The ban covers assets designed to conceal transaction histories or wallet holders, as well as any related financial activity.

This includes trading, marketing, exposure through funds and derivatives that reference such tokens.

The move arrives at a time when privacy coins have attracted renewed attention from traders.

Monero (XMR) recently reached a new high, and tokens like Zcash (ZEC) have also seen increased activity.

Despite this market interest, the DFSA believes the risks are incompatible with global compliance obligations.

The regulator’s stance is grounded in standards set by the Financial Action Task Force, which require firms to identify both the originator and beneficiary of crypto transactions.

By design, privacy tokens make achieving that level of transparency difficult.

As a result, the DFSA considers their use incompatible with the anti‑money laundering and financial crime controls expected of regulated firms.

Mixers and obfuscation tools

The ban extends beyond the tokens themselves.

Regulated firms operating in the DIFC are also prohibited from using or offering privacy‑enhancing devices such as mixers, tumblers or other obfuscation tools that hide transaction details.

This places Dubai closer to the stricter global regulatory approaches.

While Hong Kong technically allows privacy tokens under a risk‑based licensing model that limits practical use, recent developments in Europe are effectively excluding privacy coins and mixers from regulated markets.

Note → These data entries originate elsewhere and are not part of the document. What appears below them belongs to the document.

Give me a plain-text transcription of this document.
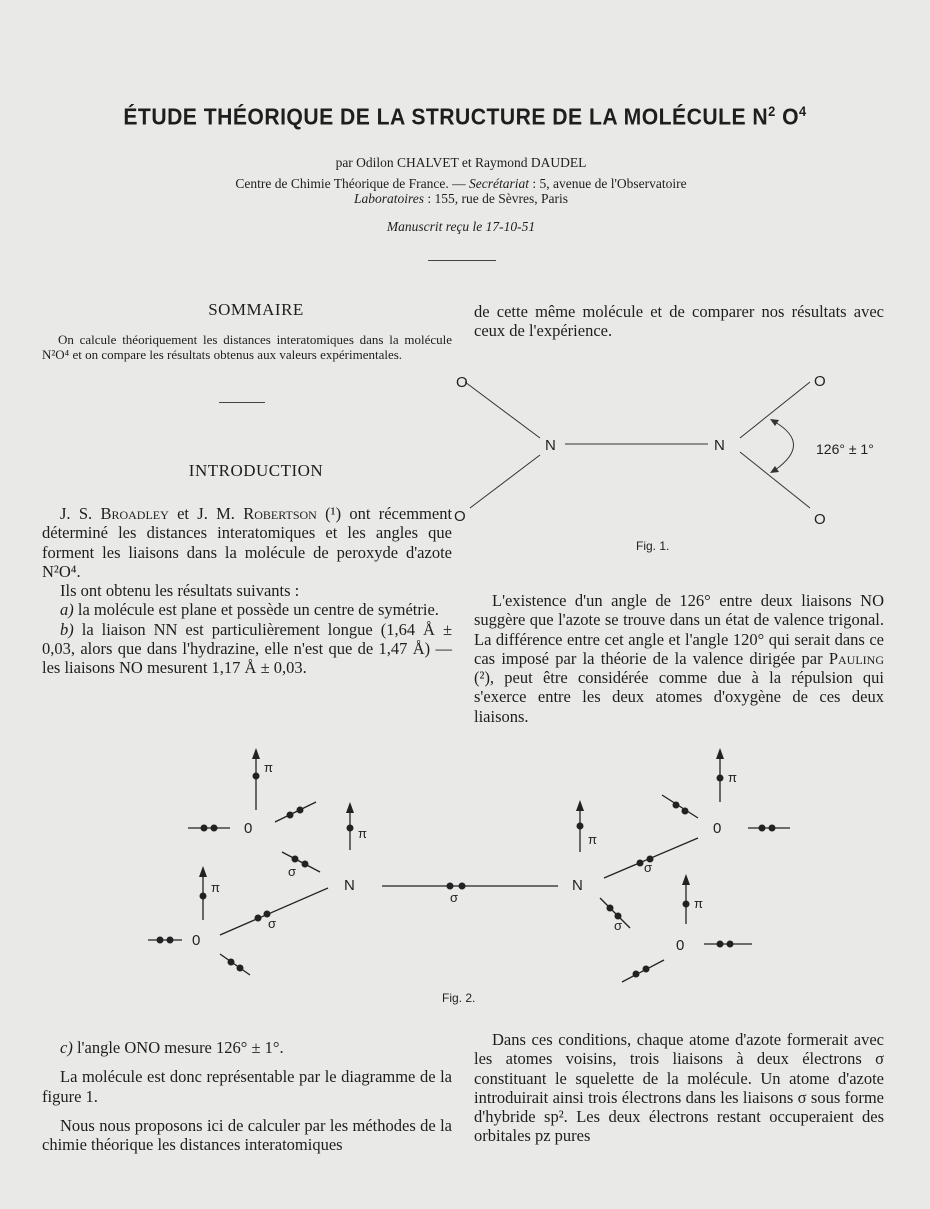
ÉTUDE THÉORIQUE DE LA STRUCTURE DE LA MOLÉCULE $N^2$ $O^4$
par Odilon CHALVET et Raymond DAUDEL
Centre de Chimie Théorique de France. — Secrétariat : 5, avenue de l'Observatoire
Laboratoires : 155, rue de Sèvres, Paris
Manuscrit reçu le 17-10-51
SOMMAIRE
On calcule théoriquement les distances interatomiques dans la molécule N²O⁴ et on compare les résultats obtenus aux valeurs expérimentales.
INTRODUCTION

J. S. Broadley et J. M. Robertson (¹) ont récemment déterminé les distances interatomiques et les angles que forment les liaisons dans la molécule de peroxyde d'azote N²O⁴.

Ils ont obtenu les résultats suivants :

a) la molécule est plane et possède un centre de symétrie.

b) la liaison NN est particulièrement longue (1,64 Å ± 0,03, alors que dans l'hydrazine, elle n'est que de 1,47 Å) — les liaisons NO mesurent 1,17 Å ± 0,03.

de cette même molécule et de comparer nos résultats avec ceux de l'expérience.
O
O
N	N
O
O
126° ± 1°
Fig. 1.

L'existence d'un angle de 126° entre deux liaisons NO suggère que l'azote se trouve dans un état de valence trigonal. La différence entre cet angle et l'angle 120° qui serait dans ce cas imposé par la théorie de la valence dirigée par Pauling (²), peut être considérée comme due à la répulsion qui s'exerce entre les deux atomes d'oxygène de ces deux liaisons.

0
N
0
N
0
0
π
π
π
π
π
π
σ
σ
σ
σ
σ
Fig. 2.

c) l'angle ONO mesure 126° ± 1°.

La molécule est donc représentable par le diagramme de la figure 1.

Nous nous proposons ici de calculer par les méthodes de la chimie théorique les distances interatomiques

Dans ces conditions, chaque atome d'azote formerait avec les atomes voisins, trois liaisons à deux électrons σ constituant le squelette de la molécule. Un atome d'azote introduirait ainsi trois électrons dans les liaisons σ sous forme d'hybride sp². Les deux électrons restant occuperaient des orbitales pz pures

Following the MiCA framework and an upcoming AML prohibition on anonymous crypto activity, privacy coins and mixers are being pushed out of European regulated markets.

Tighter stablecoin definition

Stablecoins are another central focus of the revised rules.

The DFSA has narrowed the definition of what it calls Fiat‑Linked Crypto Tokens, limiting the category to tokens pegged to fiat currencies and backed by high‑quality, liquid assets.

Reserves must be capable of meeting redemption demands even during periods of market stress.

Algorithmic stablecoins are excluded from this definition because of concerns about transparency and redemption mechanics.

Tokens such as Ethena, despite rapid growth, would not qualify as stablecoins under the DIFC framework.

They are not banned, but would be regulated as standard crypto tokens rather than fiat‑backed instruments.

Firms take on responsibility

A significant structural change in the framework shifts token approval responsibility to market participants.

Instead of maintaining a regulator‑approved list of crypto assets, the DFSA will require authorised firms to determine whether the tokens they offer are appropriate and compliant.

Firms must document these assessments and keep them under continuous review. The change reflects both industry and regulator views that the market has matured.

It also aligns with international regulatory thinking that asset selection decisions should rest with firms, while supervisors focus on oversight and enforcement rather than direct approvals.